Daddy Daughter Dance swings in its 7th year
Friday, February 8, 2013
HOLLIS – New England is known for its traditions – town meetings, pumpkin festivals, yankee swaps. But like any other region, when there’s a gap to be filled, traditions are often imported; in this case, from New Jersey.
The seventh annual Hollis Daddy Daughter Sweetheart Dance takes place from 7-9 p.m. Friday, Feb. 15, at the Lawrence Barn, 163 Depot Road.
Tickets are $9 per person and are only available in advance at Harvest Market in Hollis. The dance is limited to 200 people and no tickets will be sold at the door. Dress is semi-formal, with fathers wearing suits or sport coats and girls wearing party dresses.
“I went to a daddy daughter dance in my old town in New Jersey,” Hollis Brookline High School junior Allison Andreola said.
When Allison’s family moved from the Garden State to the Granite State, her mother, Cynthia, started a similar event in their new hometown so Allison could continue to attend.
The dance is for girls ages 6-12 and their fathers, grandfathers or other special men.
“My dad took me as my date for the first two years,” Allison said.
The Hollis Daddy Daughter Sweetheart Dance made its debut in 2007. In 2010, Allison’s sister, Laura – now a college student – and Laura’s friend Emily Stone took over coordination of the event.
The reins officially passed to Allison and fellow junior Sara Swabowicz in 2012, who began helping with the dance once they were too old to attend.
Allison’s father, Christopher, continues to offer his advice when it comes to the music selection, however.
“My dad usually makes a list of songs that he thinks that the fathers will like, and not be totally annoyed by the younger girls’ music,” Allison said.

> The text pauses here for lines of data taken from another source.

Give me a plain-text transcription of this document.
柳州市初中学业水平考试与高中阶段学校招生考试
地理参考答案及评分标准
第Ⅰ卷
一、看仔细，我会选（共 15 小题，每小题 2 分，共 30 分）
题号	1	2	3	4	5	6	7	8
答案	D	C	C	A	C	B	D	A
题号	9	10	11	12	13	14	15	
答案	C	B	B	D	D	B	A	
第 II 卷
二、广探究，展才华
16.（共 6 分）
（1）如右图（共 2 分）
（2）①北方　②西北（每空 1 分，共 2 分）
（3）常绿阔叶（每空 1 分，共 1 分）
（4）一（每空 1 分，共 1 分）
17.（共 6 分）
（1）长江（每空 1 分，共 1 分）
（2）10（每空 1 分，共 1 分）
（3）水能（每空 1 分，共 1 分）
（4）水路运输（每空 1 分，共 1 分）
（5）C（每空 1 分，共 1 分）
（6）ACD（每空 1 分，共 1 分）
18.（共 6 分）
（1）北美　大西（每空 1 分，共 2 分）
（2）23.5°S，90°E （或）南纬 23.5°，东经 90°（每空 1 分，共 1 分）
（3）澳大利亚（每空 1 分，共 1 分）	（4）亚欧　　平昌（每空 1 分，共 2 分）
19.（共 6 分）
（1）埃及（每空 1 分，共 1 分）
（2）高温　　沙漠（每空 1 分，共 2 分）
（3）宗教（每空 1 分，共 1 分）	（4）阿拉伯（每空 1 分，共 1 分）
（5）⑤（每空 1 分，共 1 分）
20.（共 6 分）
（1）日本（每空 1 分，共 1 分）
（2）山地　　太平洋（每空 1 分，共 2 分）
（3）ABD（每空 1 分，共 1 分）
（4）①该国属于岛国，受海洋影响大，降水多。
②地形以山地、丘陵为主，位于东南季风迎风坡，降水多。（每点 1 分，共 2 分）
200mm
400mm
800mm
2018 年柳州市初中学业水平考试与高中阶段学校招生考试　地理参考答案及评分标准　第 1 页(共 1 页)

The result, Sara said, is a good mix of popular music, slow songs and hits from when the fathers were younger.
Along with dancing, the evening will include activities and refreshments.
“We have a bunch of different crafts,” Sara said, listing door hangers, magnets and jewelry.
“We have a make-your-own sundae bar, and all the girls really seem to like that,” Allison said.
Other sweet treats include cupcakes and cookies.
As with last year, proceeds from the dance will be donated to the Humane Society for Greater Nashua, the organization from which both girls adopted their dogs. In the past, proceeds have gone to the Boys & Girls Club, with which Laura was involved. The first year, the proceeds helped finish the restoration work on the Lawrence Barn.
In addition to benefiting local nonprofits, attending the Hollis Daddy Daughter Sweetheart Dance creates memories that last a lifetime.
“There’s a lot of memories from when we went,” Sara said. “I remember doing a conga line that pretty much took up the whole barn.”
She also enjoyed taking pictures before the dance and taking pictures at the dance itself, she said.
“I remember always going shopping with my mom and getting a dress, and getting all dressed up and pretty,” Allison said.
Another of her favorite memories is playing with the bubble machine, which she said they rent every year. And Allison and Sara aren’t the only ones who recall these dances fondly.
“People are always eager to go the next year,” Allison said.
“The past few years, we’ve sold out,” Sara added.